Prodige Technologie

Avant-propos

Prodige Technologie basée à Tunis et ayant des succursales en Guinée pour la prospection minière et grâce à son staff d’ingénieurs spécialisés en géologie, prospection géochimique et géophysique a pu réaliser plusieurs prospections minières en Guinée pour le compte d’investisseurs étrangers désireux d’y investir. Sachant que l’Afrique de l’Ouest recèle d’importantes ressources aurifères. Cette sous-région renferme certaines des ceintures de roches vertes les plus prolifiques au monde. La croissance et les investissements en Afrique de l’Ouest sont alimentés par la découverte de nouvelles mines d’or, non seulement dans des pays où l’industrie minière est déjà bien établie comme le Ghana et le Mali, mais de plus en plus en Guinée, au Burkina Faso, au Sierra Leone, au Liberia, en Côte d’Ivoire et au Niger. Les sociétés d’exploration ouest-africaines découvrent des mines d’or de classe mondiale. L’historique d’exploration en Afrique occidentale en est à ses premiers balbutiements et les efforts initiaux étaient essentiellement axés sur les gros gisements exploitables par fosse à ciel ouvert, avec très peu de travaux ciblant les gisements souterrains.

Première phase d’exploration tactique

Des travaux à larges mailles (cartographie géologique, survol aéromagnétique, analyses géochimiques) vont tenter d’y délimiter un certain nombre de cibles : structures géologiques intéressantes, indices minéralisés, anomalies magnétiques, l’idéal étant une conjonction de ces éléments favorables. S’il y a trop de cibles, il faudra les départager en utilisant des méthodes plus sophistiquées : profils magnétiques au sol, profils électriques, gravimétrie, géochimie. Ces méthodes font appel soit à des géologues spécialisés, soit à des géophysiciens et des géochimistes
Du point de vue de l’exploration il ne faut pas négliger l’impact potentiel des structures, à petite ou à grande échelle, sur l’ensemble du projet puisqu’elles influent sur la plupart des aspects techniques, notamment le contrôle de teneur, l’estimation de la ressource, le ciblage des dépôts, l’ingénierie de la masse rocheuse et l’hydrogéologie.

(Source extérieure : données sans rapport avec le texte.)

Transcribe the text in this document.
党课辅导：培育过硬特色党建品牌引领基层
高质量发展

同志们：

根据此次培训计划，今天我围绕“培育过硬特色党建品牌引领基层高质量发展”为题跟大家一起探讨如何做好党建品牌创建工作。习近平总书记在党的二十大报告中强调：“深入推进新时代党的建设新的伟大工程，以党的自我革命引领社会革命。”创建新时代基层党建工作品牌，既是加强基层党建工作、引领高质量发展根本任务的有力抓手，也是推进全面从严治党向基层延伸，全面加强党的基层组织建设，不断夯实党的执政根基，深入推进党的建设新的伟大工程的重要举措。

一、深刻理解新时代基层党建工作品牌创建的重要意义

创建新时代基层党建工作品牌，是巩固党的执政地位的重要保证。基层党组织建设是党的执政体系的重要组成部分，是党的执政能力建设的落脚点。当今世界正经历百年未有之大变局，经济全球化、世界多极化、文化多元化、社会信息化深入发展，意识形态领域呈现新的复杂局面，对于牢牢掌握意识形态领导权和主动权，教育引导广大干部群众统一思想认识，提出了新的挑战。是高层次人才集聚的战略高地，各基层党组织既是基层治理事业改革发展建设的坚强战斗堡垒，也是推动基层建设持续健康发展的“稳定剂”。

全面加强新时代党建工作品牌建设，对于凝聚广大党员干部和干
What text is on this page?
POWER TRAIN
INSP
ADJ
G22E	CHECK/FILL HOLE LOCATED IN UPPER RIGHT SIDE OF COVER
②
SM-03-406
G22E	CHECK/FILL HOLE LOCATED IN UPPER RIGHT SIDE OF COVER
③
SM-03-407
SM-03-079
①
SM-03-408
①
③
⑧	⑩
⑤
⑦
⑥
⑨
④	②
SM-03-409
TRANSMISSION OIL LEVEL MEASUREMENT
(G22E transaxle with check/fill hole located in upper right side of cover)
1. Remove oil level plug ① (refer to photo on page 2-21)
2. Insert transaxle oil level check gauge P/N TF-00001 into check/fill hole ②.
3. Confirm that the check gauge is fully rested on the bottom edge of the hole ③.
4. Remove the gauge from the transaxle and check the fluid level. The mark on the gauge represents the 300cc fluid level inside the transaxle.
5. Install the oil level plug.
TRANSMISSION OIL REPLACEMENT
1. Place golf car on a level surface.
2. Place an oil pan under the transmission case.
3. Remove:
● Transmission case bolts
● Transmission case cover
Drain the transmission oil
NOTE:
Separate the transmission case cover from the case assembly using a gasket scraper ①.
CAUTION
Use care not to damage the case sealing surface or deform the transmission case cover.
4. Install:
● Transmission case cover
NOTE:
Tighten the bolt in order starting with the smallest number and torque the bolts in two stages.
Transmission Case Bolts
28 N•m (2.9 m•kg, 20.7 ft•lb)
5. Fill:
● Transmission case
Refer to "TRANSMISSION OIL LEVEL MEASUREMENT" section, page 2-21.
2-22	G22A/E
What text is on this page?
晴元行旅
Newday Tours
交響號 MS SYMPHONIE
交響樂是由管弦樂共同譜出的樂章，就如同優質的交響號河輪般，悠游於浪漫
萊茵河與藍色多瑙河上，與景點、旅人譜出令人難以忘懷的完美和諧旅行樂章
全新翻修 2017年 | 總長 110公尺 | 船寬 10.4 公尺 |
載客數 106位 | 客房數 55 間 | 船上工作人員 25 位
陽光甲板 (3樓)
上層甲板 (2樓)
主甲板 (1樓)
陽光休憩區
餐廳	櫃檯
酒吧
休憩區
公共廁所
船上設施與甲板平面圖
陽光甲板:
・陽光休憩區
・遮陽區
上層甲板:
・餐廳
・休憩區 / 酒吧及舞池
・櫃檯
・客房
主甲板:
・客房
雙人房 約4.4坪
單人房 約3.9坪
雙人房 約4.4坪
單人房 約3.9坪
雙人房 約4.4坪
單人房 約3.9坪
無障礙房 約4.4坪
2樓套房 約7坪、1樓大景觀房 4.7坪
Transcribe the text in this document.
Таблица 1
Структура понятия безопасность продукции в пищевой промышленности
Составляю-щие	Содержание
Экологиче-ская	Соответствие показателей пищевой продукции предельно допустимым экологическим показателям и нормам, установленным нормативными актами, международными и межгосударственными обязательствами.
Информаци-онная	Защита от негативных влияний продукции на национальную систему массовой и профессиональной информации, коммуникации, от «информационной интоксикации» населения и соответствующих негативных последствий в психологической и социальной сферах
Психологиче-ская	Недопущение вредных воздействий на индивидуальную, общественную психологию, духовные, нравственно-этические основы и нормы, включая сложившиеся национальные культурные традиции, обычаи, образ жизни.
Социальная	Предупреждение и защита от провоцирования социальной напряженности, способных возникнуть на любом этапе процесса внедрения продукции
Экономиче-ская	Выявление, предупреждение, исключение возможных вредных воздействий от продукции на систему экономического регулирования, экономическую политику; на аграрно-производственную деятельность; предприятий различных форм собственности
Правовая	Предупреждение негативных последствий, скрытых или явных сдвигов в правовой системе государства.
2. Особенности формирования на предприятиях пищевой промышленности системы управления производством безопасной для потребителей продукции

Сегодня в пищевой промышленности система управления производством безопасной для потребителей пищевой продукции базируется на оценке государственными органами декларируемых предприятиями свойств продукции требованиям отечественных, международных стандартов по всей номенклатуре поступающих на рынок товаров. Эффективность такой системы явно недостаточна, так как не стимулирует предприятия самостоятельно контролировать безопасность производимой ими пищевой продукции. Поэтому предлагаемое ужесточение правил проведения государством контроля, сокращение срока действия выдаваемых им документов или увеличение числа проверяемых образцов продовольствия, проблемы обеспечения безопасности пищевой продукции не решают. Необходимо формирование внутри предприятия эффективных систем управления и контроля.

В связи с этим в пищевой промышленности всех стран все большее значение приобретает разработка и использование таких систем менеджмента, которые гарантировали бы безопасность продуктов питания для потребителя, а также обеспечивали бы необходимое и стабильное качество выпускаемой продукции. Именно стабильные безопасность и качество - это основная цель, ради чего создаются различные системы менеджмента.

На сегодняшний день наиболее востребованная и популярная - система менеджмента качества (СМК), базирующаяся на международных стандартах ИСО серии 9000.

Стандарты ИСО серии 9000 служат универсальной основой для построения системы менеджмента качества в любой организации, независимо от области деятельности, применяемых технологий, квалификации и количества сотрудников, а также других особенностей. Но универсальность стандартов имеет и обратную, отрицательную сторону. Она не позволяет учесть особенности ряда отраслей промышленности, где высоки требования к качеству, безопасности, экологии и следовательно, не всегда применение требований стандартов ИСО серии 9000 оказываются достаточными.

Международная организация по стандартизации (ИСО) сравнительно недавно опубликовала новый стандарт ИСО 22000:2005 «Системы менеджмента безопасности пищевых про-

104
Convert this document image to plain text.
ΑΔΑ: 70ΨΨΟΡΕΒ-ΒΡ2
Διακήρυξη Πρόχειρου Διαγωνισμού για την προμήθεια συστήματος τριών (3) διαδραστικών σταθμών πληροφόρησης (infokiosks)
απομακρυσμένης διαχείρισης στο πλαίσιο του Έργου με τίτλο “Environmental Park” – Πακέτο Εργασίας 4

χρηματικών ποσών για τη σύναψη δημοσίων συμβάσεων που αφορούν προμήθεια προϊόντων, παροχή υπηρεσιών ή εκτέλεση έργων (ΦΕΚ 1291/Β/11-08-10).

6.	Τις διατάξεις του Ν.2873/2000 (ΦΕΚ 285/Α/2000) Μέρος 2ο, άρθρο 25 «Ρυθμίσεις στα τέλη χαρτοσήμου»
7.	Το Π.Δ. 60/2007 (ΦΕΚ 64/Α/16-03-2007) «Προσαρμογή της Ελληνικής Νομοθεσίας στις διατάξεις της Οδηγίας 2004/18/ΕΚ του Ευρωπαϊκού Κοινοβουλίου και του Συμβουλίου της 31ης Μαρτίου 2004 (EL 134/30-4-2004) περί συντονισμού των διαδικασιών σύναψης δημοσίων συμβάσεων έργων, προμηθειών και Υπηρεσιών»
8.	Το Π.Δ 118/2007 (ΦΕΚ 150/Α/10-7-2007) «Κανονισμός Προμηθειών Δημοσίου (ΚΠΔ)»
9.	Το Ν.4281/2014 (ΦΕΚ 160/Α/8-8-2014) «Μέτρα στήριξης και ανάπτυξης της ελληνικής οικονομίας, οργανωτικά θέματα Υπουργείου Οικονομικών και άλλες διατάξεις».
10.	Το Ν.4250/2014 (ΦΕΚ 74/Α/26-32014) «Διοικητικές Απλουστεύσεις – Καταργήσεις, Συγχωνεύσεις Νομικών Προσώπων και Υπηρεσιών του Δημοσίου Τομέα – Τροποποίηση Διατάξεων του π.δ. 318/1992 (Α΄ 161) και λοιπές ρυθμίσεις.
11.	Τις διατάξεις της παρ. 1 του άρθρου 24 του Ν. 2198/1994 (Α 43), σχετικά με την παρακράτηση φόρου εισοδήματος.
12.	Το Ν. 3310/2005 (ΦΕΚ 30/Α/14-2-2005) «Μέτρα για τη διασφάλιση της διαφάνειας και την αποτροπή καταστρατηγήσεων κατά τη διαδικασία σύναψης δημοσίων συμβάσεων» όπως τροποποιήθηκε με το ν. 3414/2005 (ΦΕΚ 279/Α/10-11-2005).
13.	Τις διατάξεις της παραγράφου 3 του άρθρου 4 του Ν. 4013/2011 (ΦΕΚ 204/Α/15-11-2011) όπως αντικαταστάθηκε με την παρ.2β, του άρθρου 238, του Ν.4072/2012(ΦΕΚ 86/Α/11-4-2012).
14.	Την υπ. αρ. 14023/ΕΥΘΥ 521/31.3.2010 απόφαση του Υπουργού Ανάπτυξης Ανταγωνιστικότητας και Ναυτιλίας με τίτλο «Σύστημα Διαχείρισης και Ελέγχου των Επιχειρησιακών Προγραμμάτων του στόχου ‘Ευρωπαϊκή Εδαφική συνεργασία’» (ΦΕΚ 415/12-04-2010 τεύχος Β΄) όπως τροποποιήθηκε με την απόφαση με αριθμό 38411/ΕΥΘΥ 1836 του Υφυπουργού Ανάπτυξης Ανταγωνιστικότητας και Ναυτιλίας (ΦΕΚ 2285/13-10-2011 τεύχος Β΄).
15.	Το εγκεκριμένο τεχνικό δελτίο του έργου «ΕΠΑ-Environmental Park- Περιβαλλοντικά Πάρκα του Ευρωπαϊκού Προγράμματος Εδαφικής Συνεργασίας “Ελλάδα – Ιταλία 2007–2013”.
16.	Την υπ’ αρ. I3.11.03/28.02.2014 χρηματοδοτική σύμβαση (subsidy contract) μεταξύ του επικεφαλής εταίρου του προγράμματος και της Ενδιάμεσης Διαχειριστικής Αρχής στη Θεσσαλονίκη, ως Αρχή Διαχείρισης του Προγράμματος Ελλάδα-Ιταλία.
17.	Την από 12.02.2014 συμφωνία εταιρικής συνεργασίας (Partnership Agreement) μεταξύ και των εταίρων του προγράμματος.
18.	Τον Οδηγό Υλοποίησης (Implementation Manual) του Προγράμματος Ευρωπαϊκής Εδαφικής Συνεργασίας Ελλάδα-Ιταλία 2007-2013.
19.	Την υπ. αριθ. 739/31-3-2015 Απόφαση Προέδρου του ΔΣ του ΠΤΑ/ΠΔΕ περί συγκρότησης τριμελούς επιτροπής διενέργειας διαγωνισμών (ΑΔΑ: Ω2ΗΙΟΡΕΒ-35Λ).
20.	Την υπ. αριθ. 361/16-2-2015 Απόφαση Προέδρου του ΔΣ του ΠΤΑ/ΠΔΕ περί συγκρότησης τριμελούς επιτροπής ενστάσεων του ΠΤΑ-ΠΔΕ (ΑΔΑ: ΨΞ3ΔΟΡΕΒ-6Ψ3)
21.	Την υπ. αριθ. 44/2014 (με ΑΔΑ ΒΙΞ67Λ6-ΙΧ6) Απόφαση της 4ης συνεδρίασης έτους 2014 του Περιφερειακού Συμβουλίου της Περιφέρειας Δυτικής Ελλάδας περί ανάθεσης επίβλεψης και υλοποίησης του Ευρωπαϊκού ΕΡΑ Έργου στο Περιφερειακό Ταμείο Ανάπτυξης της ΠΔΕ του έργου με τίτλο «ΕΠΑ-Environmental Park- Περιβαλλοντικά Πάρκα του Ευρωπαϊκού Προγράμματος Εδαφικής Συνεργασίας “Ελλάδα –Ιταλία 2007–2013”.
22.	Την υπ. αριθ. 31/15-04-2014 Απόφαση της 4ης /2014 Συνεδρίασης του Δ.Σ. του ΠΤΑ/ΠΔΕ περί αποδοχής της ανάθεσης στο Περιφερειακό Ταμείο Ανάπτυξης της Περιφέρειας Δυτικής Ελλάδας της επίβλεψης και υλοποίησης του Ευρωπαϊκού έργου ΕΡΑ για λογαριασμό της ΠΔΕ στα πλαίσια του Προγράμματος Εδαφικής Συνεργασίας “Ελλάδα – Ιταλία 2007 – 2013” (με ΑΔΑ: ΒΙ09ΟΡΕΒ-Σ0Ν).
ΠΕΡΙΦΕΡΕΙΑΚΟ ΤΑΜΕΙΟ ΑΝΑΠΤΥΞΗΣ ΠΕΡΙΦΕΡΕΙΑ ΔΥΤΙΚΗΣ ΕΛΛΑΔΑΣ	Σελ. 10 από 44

Seconde phase d’exploration tactique

Sur une zone donnée, la phase 1 aura permis d’éliminer une grande partie des cibles. Sur les cibles restantes, peu nombreuses, une étude systématique sera réalisée en resserrant les profils géophysiques au sol (magnétisme, polarisation spontanée et provoquée, éventuellement profils gravimétriques, carroyage géochimique resserré, carte géologique aussi précise que possible). À la fin de cette campagne, des sondages percutants ou carottés de reconnaissance seront implantés sur les meilleures des anomalies.
Détermination des contrôles structuraux de la minéralisation pour des programmes d’exploration se déroulant à proximité de mines existantes ou à l’échelle régionale.
Modélisation géométrique en 3D en vue de leur estimation.
Intégration et interprétation de données géologiques, géochimiques et géophysiques. Caractérisation des réseaux de fractures aux fins d’études géotechniques et hydrogéologiques.
Pour estimer correctement les ressources, il est essentiel de procéder à une collecte d’échantillons appropriés lors de la prospection minérale. Il faut donc concevoir avec soin les modalités d’échantillonnage de chacune des étapes du processus afin de minimiser les risques de prélever des échantillons biaisés, ou encore la collecte d’échantillons non représentatifs ou contaminés .Échantillonnage et analyse les programmes de collecte et de préparation des échantillons doivent être conçus de manière à fournir des données de qualité optimale en fonction de la nature du corps minéralisé visé et des conditions de sol en présence. C’est pourquoi il est impératif de :
• Chercher à obtenir un échantillon de taille, de volume ou de poids ainsi que de composition optimums par rapport aux caractéristiques physiques du corps minéralisé,
• Faire appel à une méthodologie et à des procédures de collecte optimales afin de minimiser tout risque de contamination, d’éviter la perte de particules fines lors de l’emploi d’une foreuse à percussion rotative et d’obtenir des échantillons aussi représentatifs et non biaisés que possible,
• Établir et mettre en œuvre de procédures de surveillance et de vérification lors des programmes de forage et d’échantillonnage,
• Surveiller la récupération des échantillons,
• Établir des procédures d’homogénéisation et de fragmentation des échantillons,
• Produire des doubles des échantillons à chaque étape du processus de fractionnement et de réduction afin de pouvoir déterminer la marge d’erreur à chaque étape,
• Établir des contrôles de qualité lors de la préparation et de l’analyse des échantillons effectués en laboratoire spécialisé,
• Effectuer des essais comparatifs entre laboratoires afin de déterminer le degré de précision de leurs analyses,
• Assurer la compatibilité des bases de données issues des différents programmes d’échant.